A Unidade de Terapia Intensiva (UTI) do Hospital Bom Jesus, de Taquara, está interditada desde a última sexta-feira (20). A informação foi confirmada pela assessoria de imprensa da Associação Silvio Scopel, gestora provisória da casa de saúde. Segundo a entidade, é preciso resolver questões de documentações relacionadas ao setor. Contudo, não foram divulgados quais documentos estão pendentes.
A assessoria acrescentou que mantém o atendimento aos pacientes que se encontram na UTI neste momento. Novos papacientes que precisarem da unidade serão transferidos para outros hospitais. A reportagem procurou o secretário municipal de Saúde, Vanderlei Petry, o qual informou que não recebeu notificação do hospital sobre a interdição da UTI.

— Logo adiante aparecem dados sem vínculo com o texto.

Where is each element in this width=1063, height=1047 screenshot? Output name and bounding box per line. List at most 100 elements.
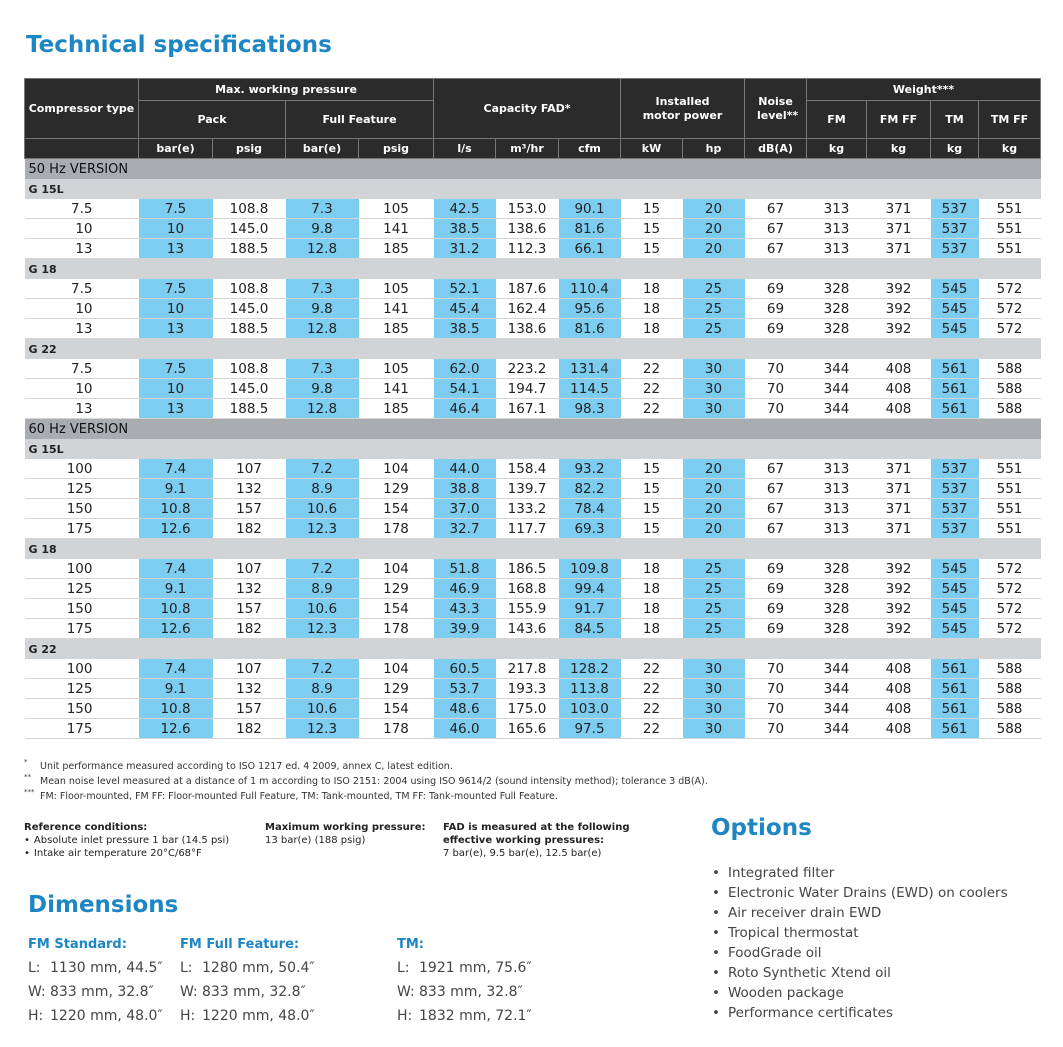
cell: 344 [806, 698, 867, 719]
cell: 67 [744, 478, 807, 499]
cell: 313 [806, 498, 867, 519]
cell: 42.5 [433, 199, 496, 219]
cell: 15 [620, 238, 683, 259]
cell: 138.6 [495, 218, 559, 239]
cell: 129 [358, 578, 434, 599]
footnote-text: Unit performance measured according to I… [40, 761, 453, 772]
header-cell: TM FF [978, 100, 1042, 139]
cell: 588 [978, 698, 1041, 719]
cell: 9.8 [285, 298, 359, 319]
cell: 12.3 [285, 518, 359, 539]
cell: 313 [806, 518, 867, 539]
cell: 44.0 [433, 459, 496, 479]
cell: 313 [806, 459, 867, 479]
cell: 104 [358, 559, 434, 579]
cell: 7.5 [138, 359, 213, 379]
cell: 9.8 [285, 218, 359, 239]
cell: 537 [930, 238, 979, 259]
cell: 22 [620, 678, 683, 699]
cell: 91.7 [558, 598, 621, 619]
cell: 145.0 [212, 378, 286, 399]
cell: 67 [744, 238, 807, 259]
cell: 10 [24, 298, 139, 319]
cell: 25 [682, 578, 745, 599]
cell: 108.8 [212, 359, 286, 379]
cell: 143.6 [495, 618, 559, 639]
cell: 10 [138, 378, 213, 399]
cell: 100 [24, 659, 139, 679]
cell: 178 [358, 518, 434, 539]
cell: 105 [358, 359, 434, 379]
unit-cell: kg [866, 138, 932, 159]
cell: 125 [24, 578, 139, 599]
cell: 25 [682, 279, 745, 299]
cell: 561 [930, 398, 979, 419]
reference-item: Absolute inlet pressure 1 bar (14.5 psi) [24, 834, 264, 847]
cell: 194.7 [495, 378, 559, 399]
cell: 52.1 [433, 279, 496, 299]
cell: 67 [744, 518, 807, 539]
data-row: 175 12.6 182 12.3 178 32.7 117.7 69.3 15 20 67 313 3… [24, 518, 1041, 539]
cell: 114.5 [558, 378, 621, 399]
data-row: 7.5 7.5 108.8 7.3 105 42.5 153.0 90.1 15 20 67 313 3… [24, 199, 1041, 219]
reference: Reference conditions: Absolute inlet pre… [24, 821, 264, 860]
data-row: 175 12.6 182 12.3 178 39.9 143.6 84.5 18 25 69 328 3… [24, 618, 1041, 639]
spec-table: Compressor type Max. working pressure Ca… [24, 78, 1042, 739]
cell: 328 [806, 298, 867, 319]
cell: 10 [138, 298, 213, 319]
cell: 408 [866, 678, 931, 699]
cell: 551 [978, 218, 1041, 239]
cell: 20 [682, 459, 745, 479]
cell: 157 [212, 498, 286, 519]
cell: 185 [358, 318, 434, 339]
cell: 588 [978, 678, 1041, 699]
cell: 392 [866, 598, 931, 619]
dimension-value: 833 mm, 32.8″ [202, 984, 306, 1000]
data-row: 150 10.8 157 10.6 154 48.6 175.0 103.0 22 30 70 344… [24, 698, 1041, 719]
cell: 7.5 [24, 279, 139, 299]
dimension-label: H: [180, 1008, 196, 1024]
reference-title: Reference conditions: [24, 822, 148, 833]
cell: 408 [866, 698, 931, 719]
cell: 10.8 [138, 698, 213, 719]
cell: 572 [978, 618, 1041, 639]
data-row: 13 13 188.5 12.8 185 31.2 112.3 66.1 15 20 67 313 37… [24, 238, 1041, 259]
cell: 110.4 [558, 279, 621, 299]
fad-text: 7 bar(e), 9.5 bar(e), 12.5 bar(e) [443, 848, 602, 859]
cell: 10.6 [285, 698, 359, 719]
data-row: 100 7.4 107 7.2 104 44.0 158.4 93.2 15 20 67 313 371… [24, 459, 1041, 479]
cell: 371 [866, 498, 931, 519]
cell: 25 [682, 598, 745, 619]
cell: 67 [744, 498, 807, 519]
cell: 139.7 [495, 478, 559, 499]
cell: 22 [620, 659, 683, 679]
cell: 93.2 [558, 459, 621, 479]
header-cell: TM [930, 100, 980, 139]
cell: 371 [866, 218, 931, 239]
cell: 153.0 [495, 199, 559, 219]
cell: 551 [978, 498, 1041, 519]
cell: 70 [744, 678, 807, 699]
reference-list: Absolute inlet pressure 1 bar (14.5 psi)… [24, 834, 264, 860]
footnote: *** FM: Floor-mounted, FM FF: Floor-mount… [24, 788, 558, 802]
cell: 20 [682, 498, 745, 519]
cell: 117.7 [495, 518, 559, 539]
cell: 141 [358, 298, 434, 319]
cell: 572 [978, 598, 1041, 619]
cell: 69 [744, 559, 807, 579]
header-cell: Full Feature [285, 100, 434, 139]
dimension-line: W: 833 mm, 32.8″ [180, 980, 315, 1004]
cell: 125 [24, 478, 139, 499]
cell: 561 [930, 378, 979, 399]
option-item: Performance certificates [727, 1003, 1008, 1023]
header-cell: Installed motor power [620, 78, 746, 139]
group-row: G 22 [24, 338, 1041, 359]
cell: 551 [978, 459, 1041, 479]
dimension-line: L: 1130 mm, 44.5″ [28, 956, 163, 980]
cell: 188.5 [212, 398, 286, 419]
dimension-line: H: 1832 mm, 72.1″ [397, 1004, 532, 1028]
unit-cell: kW [620, 138, 684, 159]
cell: 7.2 [285, 459, 359, 479]
cell: 70 [744, 359, 807, 379]
cell: 545 [930, 578, 979, 599]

O governo do Estado, por meio da assessoria de imprensa da Secretaria Estadual de Saúde, informou que a Vigilância Sanitária interditou cautelarmente a UTI do Hospital para a entrada de novos pacientes. Citou os aspectos que motivaram a interdição:
- Foi detectado risco na qualidade e segurança da assistência prestada ao paciente.
- A instituição não possui Núcleo de Segurança do Paciente e Comissão de Controle de Infecção Hospitalar formalmente nomeada.
- Ausência de Recursos Humanos e Responsável Técnico Médico.
- Equipamentos insuficientes para a demanda e o número de leitos existentes na UTI.
Segundo o Estado, os cinco pacientes que estavam na UTI do hospital já estão cadastrados na regulação para serem transferidos a outras instituições. Por enquanto, não está permitido o ingresso de novos pacientes na UTI.
Falta de médicos
O secretário Petry informou que, nesta segunda-feira (23), tentou notificar, sem sucesso, a direção do Hospital sobre falta de médicos ocorrida no final de semana. Pacientes chegaram até o Posto 24 Horas relatando problemas nos períodos noturnos da sexta-feira e do domingo. Petry informou que a notificação não foi recebida por membros do hospital.
Consultada a respeito, a assessoria de imprensa do hospital negou a falta de médicos. Segundo as informações, havia plantonistas em todo o final de semana. “O que ocorre muitas vezes é o desencontro de informação e falta de conhecimento por parte dos processos de um hospital”, acrescentou a assessoria.
Neste domingo à noite, o próprio Posto 24 Horas teve problema com pouco mais de duas horas sem médico à disposição. Segundo Petry, uma médica sofreu atraso para chegar, em decorrência de um acidente no trânsito. O profissional que a antecedia, no entanto, acabou indo embora, deixando o plantão sem cobertura. O secretário informou que a empresa responsável pelos médicos no Posto foi notificada nesta segunda-feira para que situações como a ocorrida não se repitam.